Our world runs at a hectic, and sometimes overwhelming, pace. We demand fast access to goods and services to satisfy our whims. All of these choices come with external costs. When we buy water, sometimes we spring for the bottle with “30 percent less plastic.” Examples like this “environmentally minded” product have been brought about by the green movement. But such token reductions amount to “greenwashing”.
Marketing firms target the combination of wants and needs and the ever-present environmental repercussions of our consumption. “Going green” has become a tagline to grab our eye and help assuage any feeling of responsibility by claiming to be better for the environment.
But this only works because of our shared awareness of our behaviors’ consequences, our sense of responsibility as the effect of our “infinite” growth economy on our shared environment becomes harder to ignore.
Thousands of birds have fallen from the sky in different areas with no explanation as of yet. Industrial and agricultural chemical runoff has caused massive fish-kills along American waterways. Record snowfalls in places that typically get none. The world’s largest ice shelves are melting at an increasing rate.
The easiest response is to zone out by turning on the television, going clubbing, playing World of Warcraft, or whatever might suit your fancy. But another way is not only possible but will save you time, money and increase your personal health and the health of people and places around you.
An easy way is to adjust how we treat our homes. More prevalent in the media than in the past, the importance of home insulation and energy efficient Compact Fluorescent Light-bulbs has been emphasized to the point of becoming commonplace.
Legislation is evolving as well; CFLs will be nationally mandatory by 2014. Sealing the cracks around your doors and windows will protect you from those terrible draft-caused chills, takes an hour one time for the year and will reduce the energy needed to heat the space. Let the sun in – it not only warms your body and home, but is great for your mood. Just a few “green” changes at home, especially during a Michigan winter, will be seen at the end of the month with a smaller utility bill.
Personally, my favorite part of living a more efficient lifestyle is the food. The rainbow of nutritious, locally-sourced foods not only has a smaller footprint and supports our neighbors, but they taste great.
Even in the winter, farmer’s markets are full of root vegetables and easy-to-make recipes that are quick, tasty and feel perfect in your belly while the snow falls and the wind chills. Through a Community Supported Agriculture share program, you can get boxes of fresh produce (meet farmers and farms at www.localharvest.org for more information).
If you can’t afford the extra time or cost of non-subsidized foods, try packing your lunch; a sandwich you make costs less than a dollar, but you can’t find one worth eating for anywhere near that price at a sandwich shop.
There is no doubt Eastern is a commuter school, and a common complaint is the lack of parking, especially with enrollment up this year. Single occupancy driving, needlessly idling and inefficient driving styles like flooring it from a stop (often to a red light) increase the emissions we release.

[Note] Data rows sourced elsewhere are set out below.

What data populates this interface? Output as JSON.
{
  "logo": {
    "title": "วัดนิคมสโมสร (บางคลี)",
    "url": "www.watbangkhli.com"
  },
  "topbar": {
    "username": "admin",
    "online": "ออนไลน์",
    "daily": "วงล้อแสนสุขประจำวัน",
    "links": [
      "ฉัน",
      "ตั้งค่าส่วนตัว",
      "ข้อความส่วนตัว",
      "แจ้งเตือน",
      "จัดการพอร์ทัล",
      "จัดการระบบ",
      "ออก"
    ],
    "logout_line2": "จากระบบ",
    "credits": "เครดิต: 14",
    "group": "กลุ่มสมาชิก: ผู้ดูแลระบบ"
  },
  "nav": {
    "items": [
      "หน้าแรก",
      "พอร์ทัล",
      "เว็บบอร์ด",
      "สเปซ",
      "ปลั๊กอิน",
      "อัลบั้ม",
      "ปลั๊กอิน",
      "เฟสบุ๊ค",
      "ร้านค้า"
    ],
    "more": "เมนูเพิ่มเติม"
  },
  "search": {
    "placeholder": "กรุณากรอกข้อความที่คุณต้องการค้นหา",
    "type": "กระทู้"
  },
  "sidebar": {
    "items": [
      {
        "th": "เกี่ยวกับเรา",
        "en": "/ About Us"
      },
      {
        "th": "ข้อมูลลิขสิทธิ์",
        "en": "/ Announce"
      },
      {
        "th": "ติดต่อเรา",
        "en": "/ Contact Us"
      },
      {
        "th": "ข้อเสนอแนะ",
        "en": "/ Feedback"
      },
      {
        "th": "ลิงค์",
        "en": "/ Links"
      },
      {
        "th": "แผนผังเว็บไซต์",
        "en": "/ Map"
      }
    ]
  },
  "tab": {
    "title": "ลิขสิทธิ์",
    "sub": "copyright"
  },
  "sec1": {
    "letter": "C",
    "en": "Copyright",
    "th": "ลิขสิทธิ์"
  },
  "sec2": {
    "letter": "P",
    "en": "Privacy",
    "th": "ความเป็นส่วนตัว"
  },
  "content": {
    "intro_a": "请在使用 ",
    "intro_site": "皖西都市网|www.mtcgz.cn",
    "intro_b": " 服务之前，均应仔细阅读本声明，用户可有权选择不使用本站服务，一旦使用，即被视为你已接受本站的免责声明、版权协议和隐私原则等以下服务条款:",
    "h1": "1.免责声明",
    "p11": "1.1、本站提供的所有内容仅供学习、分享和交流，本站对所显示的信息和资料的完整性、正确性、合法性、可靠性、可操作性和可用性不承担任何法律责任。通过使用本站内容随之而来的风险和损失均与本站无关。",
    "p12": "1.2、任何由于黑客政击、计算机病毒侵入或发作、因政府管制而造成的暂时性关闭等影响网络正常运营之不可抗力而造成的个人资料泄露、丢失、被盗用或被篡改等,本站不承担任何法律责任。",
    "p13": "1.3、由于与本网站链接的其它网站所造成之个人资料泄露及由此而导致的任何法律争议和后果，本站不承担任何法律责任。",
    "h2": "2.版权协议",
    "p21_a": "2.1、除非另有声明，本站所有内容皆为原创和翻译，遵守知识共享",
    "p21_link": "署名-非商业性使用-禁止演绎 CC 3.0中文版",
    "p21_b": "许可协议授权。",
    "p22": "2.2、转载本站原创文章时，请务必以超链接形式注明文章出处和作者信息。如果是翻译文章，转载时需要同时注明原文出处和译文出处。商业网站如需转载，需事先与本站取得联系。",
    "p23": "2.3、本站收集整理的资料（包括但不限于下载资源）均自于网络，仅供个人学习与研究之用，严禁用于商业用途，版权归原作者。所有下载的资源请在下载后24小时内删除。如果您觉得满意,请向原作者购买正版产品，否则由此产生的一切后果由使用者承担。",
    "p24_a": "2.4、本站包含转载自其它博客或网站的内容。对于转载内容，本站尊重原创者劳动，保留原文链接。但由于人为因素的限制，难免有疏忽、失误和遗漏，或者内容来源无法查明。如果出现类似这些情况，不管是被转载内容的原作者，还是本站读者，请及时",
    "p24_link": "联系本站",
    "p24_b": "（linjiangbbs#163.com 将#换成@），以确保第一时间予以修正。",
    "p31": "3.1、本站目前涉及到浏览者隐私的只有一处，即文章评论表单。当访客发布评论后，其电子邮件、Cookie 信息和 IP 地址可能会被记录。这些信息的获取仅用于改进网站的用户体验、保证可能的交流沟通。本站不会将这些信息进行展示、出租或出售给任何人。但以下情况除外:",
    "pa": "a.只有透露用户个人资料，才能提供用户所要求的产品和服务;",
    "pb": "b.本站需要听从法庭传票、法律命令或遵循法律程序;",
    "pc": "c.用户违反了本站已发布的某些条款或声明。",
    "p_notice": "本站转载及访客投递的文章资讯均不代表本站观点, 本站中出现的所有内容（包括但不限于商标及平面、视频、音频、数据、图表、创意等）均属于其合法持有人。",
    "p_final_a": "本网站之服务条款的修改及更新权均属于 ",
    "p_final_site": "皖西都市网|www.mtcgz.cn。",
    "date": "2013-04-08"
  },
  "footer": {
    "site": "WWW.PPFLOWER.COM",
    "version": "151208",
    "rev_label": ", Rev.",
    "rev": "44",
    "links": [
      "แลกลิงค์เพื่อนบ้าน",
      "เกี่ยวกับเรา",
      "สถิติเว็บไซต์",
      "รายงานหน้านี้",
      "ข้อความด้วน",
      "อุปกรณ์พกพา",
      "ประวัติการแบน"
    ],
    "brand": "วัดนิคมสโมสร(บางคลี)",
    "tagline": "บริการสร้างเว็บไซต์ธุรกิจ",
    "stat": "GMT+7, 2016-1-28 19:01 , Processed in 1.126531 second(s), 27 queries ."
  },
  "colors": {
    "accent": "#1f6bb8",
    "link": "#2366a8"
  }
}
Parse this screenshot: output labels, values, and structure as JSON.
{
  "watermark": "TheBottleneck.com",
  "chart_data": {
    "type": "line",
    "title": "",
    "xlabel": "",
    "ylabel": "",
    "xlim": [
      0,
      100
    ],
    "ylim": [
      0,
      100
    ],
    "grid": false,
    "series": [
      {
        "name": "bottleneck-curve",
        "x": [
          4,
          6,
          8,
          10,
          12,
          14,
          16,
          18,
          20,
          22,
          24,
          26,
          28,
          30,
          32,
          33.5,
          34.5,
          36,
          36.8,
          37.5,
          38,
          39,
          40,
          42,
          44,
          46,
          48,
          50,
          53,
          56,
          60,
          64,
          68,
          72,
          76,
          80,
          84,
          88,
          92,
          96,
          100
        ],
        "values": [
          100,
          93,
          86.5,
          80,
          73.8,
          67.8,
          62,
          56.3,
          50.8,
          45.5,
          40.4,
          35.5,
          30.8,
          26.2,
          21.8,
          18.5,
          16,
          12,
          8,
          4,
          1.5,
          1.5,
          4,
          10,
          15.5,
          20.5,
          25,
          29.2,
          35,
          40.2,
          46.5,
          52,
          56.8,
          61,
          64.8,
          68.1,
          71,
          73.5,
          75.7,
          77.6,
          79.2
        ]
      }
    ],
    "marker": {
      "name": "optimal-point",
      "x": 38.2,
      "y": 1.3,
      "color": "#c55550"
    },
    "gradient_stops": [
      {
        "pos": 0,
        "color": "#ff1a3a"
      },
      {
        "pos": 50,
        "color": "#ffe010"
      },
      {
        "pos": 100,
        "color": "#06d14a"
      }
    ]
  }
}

Organize a carpool – it could save hundreds of dollars every semester. If you live on a bus line, use it, it works well. Snow and ice are obstacles for novice bicyclists, but weather is not always an obstacle and human-powered transport burns fat, not fossil fuels.
If any of these changes seems inconvenient, or even daunting, challenge yourself to try an alternate way just once a week. Opportunities to reduce your impact and personal costs are all around if you look.
Incremental adjustments lead to sweeping change, and a great place to start is the original three: reduce, reuse, recycle (and they are in that order for a reason).
Ask yourself some questions as you go about your days, ones like: Can this be homemade or bought second-hand? Can this item be used again? Is there a version in a more responsibly-sourced package? And do I need (or even want) this?
These questions and behaviors are important because in all reality, nothing can actually ever be thrown away. It will still stay with the planet forever.